Depuis 35 ans, les Musiques d’Aujourd’hui ont leur festival d’automne, cette année ce sera du 15 au 30 novembre. Tous les lieux culturels de la ville de Nice ainsi que le théâtre de Grasse proposent une série de concerts et d’ateliers afin d’aller à la découverte de cette musique innovante supportée par les moyens technologiques d’aujourd’hui, mis en œuvre par le CIRM. Créé en 1967 par le compositeur Jean Etienne Marie, le CIRM (Centre National de Création Musicale) fait partie des six centres en France qui dominent la création musicale en faisant connaître la musique contemporaine en recevant des compositeurs en résidence, en mettant à disposition des supports technologiques innovants et en organisant des stages et des conférences avec de nombreuses professions de l’industrie musicale et des organisateurs d’évènements dans le monde entier. Depuis 2006, le CIRM de Nice travaille toute l’année avec l’université américaine de Berkeley et, bien sûr, la finalité de ce travail se traduit tous les ans par le festival Manca, un rendez vous mondial avec près de 40 compositeurs représentant 18 nations. Le thème de cette 35ème édition, Futurs Antérieurs, est aussi prometteur que l’an dernier, il s’appelait Rayon Vert, on dit que celui qui est frappé par ce rayon a le pouvoir de lire clair dans les sentiments et les cœurs, avec ce nouveau rendez vous un nouveau titre comme le précise François Paris directeur du CIRM et des Manca « …Définir le titre Futurs Antérieurs, c’est aussi simple que ce que l’on fait aujourd’hui, forcément ça vient d’hier, c’est-à-dire, on est fortement influencé même avec des jeunes compositeurs, vous allez trouver des influences, Debussy, Beethoven, etc.…donc, çà c’est hier et en même temps, vous allez trouver des intuitions, des fulgurances comme çà qui vont nous conduire vers ce qui se fera demain. On essaiera vous, comme moi, de les décrypter, dans le meilleur des cas, on sera surpris mais on sera incapable d’en tirer les conséquences, ces futurs qui se construisent sur la base du passé, c’est donc la définition du Futur Antérieur »

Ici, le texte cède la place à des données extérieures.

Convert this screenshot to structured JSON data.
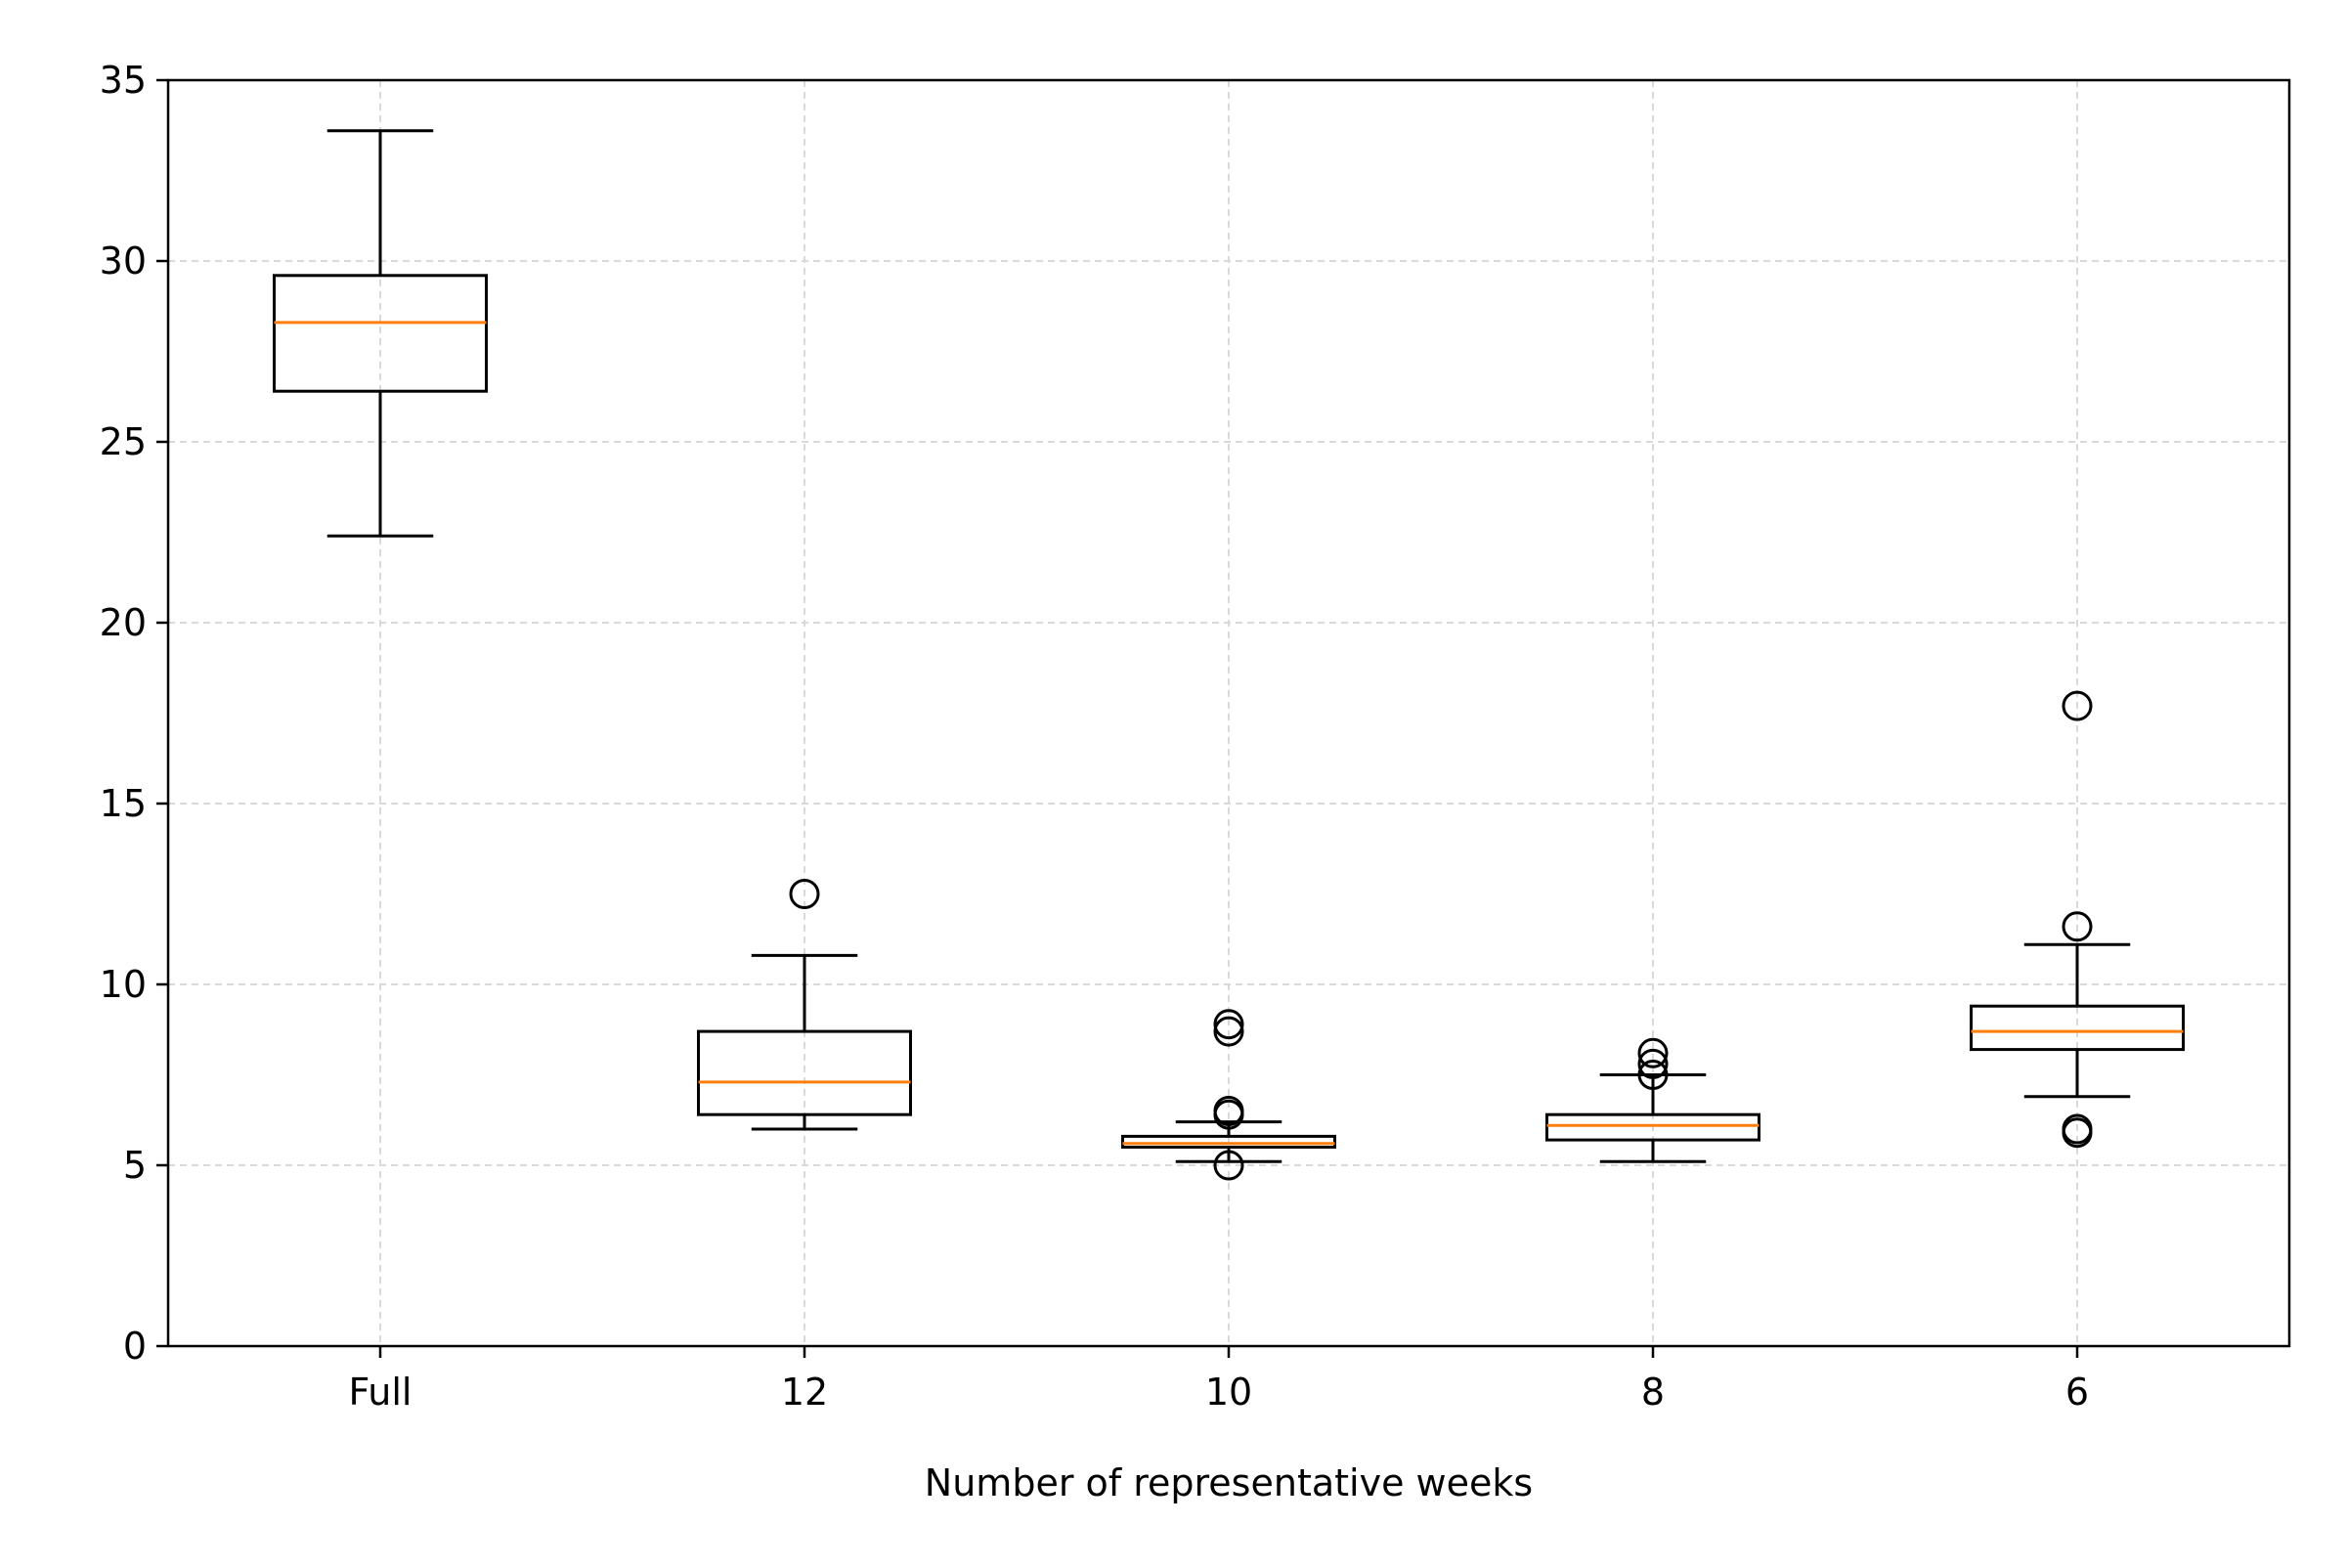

– J’ai bien écouté votre présentation, c’est ce mot émotion qui m’a intéressé, comment avoir de l’émotion quand on écoute de la musique contemporaine, comment faites vous tous les ans pour amener du public ?
F P : « C’est assez simple, je vais vous raconter une anecdote qui résume bien les choses. Dans les années 90, je n’étais absolument pas initié à l’art contemporain et un jour, j’ai visité une expo en Italie avec une amie, c’est une spécialiste de l’Arte Povera, mouvement italien…à un moment, elle se retourne vers moi et elle me dit, arrête de regarder çà avec tes yeux du 19ème siècle, je lui dis qu’est ce que ça veut dire et elle me dit, tu regardes les œuvres et tu mets un cadre autour exactement comme au 19ème…finalement, je me suis dit, en musique, c’est exactement la même chose. Si on arrive avec des présupposés en se disant, j’ai écouté çà chez Beethoven, chez Brahms, chez Mahler, etc.…évidemment, ça ne marche pas, on ne va pas retrouver ses repaires, ce qu’il faut, c’est simplement arriver avec les oreilles ouvertes et puis laisser aller ses sensations, c’est pour celà que je parlais d’émotion…très souvent, en matière de culture on arrive avec des pré supposés, alors on essaie de retrouver des références, on se dit, ah oui, j’ai déjà entendu çà quelque part…ça me rappelle…etc.…alors que ce n’est pas du tout ce qu’il faut faire, il faut arriver complètement libre, après, quand on connaît bien ce répertoire, on arrive à retrouver les mêmes repaires mais pour un néophyte, pour quelqu’un qui ne connaît pas, il faut arriver avec le maximum de curiosité, c’est un mot très important curiosité ainsi que sensation, émotion… »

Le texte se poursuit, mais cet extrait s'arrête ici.